問題
思春期に最大となり、成人に至る間に退縮する器官はどれか。
- 脳
- 胸 腺
- 心 臓
- 腎 臓
解答: 2(胸 腺)
解説
- 誤り。脳はスキャモンの神経型に分類され、出生後急速に発達して5〜6歳で成人の約90%に達するが、退縮はしない。
- 正しい。胸腺はスキャモンの発育曲線でリンパ型に分類され、思春期に最大(成人の約200%)に達した後、成人に至る間に退縮(萎縮)する。胸腺はT細胞の分化・成熟の場であり、小児期に免疫系の確立に重要な役割を果たす。思春期以降は実質が脂肪組織に置換されて退縮するが、成人でもわずかにT細胞の教育機能は残存する。

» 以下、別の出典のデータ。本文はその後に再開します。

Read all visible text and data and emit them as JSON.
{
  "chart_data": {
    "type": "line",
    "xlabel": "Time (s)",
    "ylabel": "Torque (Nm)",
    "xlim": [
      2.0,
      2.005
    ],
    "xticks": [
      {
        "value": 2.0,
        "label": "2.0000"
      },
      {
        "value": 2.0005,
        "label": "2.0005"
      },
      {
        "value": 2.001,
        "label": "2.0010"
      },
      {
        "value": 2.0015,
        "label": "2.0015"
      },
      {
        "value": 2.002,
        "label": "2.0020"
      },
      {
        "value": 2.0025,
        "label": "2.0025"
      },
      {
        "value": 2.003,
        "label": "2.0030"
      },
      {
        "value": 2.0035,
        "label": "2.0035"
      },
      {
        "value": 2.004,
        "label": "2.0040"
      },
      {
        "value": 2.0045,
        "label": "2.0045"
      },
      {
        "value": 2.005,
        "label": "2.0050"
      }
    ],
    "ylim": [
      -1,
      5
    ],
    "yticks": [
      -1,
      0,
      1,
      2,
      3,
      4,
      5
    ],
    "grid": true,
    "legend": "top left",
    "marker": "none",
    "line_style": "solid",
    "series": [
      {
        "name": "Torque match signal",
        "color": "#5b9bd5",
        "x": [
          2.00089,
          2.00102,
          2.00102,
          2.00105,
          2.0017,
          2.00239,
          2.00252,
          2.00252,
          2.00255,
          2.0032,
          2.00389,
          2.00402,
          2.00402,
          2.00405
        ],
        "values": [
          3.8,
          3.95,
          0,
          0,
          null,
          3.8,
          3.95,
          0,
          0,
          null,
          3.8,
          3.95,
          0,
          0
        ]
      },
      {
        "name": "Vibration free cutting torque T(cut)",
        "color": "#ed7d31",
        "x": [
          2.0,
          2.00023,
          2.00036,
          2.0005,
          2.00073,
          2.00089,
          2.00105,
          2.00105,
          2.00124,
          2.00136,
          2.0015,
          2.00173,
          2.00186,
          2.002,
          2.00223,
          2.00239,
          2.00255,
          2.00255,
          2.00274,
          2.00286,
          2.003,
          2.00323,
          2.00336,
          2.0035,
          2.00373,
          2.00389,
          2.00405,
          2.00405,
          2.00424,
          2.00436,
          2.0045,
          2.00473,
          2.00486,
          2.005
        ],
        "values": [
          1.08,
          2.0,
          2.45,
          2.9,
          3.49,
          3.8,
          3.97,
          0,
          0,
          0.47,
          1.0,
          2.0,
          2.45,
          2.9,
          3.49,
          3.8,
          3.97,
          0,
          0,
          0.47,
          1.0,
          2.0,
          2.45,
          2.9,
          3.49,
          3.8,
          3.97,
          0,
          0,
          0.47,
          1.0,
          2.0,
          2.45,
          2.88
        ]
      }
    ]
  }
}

- 誤り。心臓はスキャモンの一般型に分類され、成長に伴いS字型に増大し、成人後も退縮しない。
- 誤り。腎臓は一般型に分類され、成長とともに徐々に発達し、成人後も退縮しない。加齢で機能低下はするが退縮とは異なる。
ポイント
「思春期に最大→その後退縮」というパターンはスキャモンのリンパ型であり、胸腺がその代表的器官である。
- 覚え方のコツ: 「胸腺は”思春期”がピーク」→ 思春期の少年少女は免疫力が最も高い時期と連想する。リンパ型=胸腺・リンパ節・扁桃とセットで覚える。
- 関連知識: 問題554(脳=神経型)と問題564(胸腺=退縮)と合わせて、スキャモンの4型(神経型・リンパ型・一般型・生殖型)を横断的に理解しておくと複数の問題に対応できる。
- よくある間違い: 脳(神経型)と胸腺(リンパ型)は「幼児期に急速発達」する点は共通するが、脳は退縮しないのに対し胸腺は退縮する点が異なる。この違いを明確にする。
- 教科書では「c.各器官の成長」の範囲に該当する。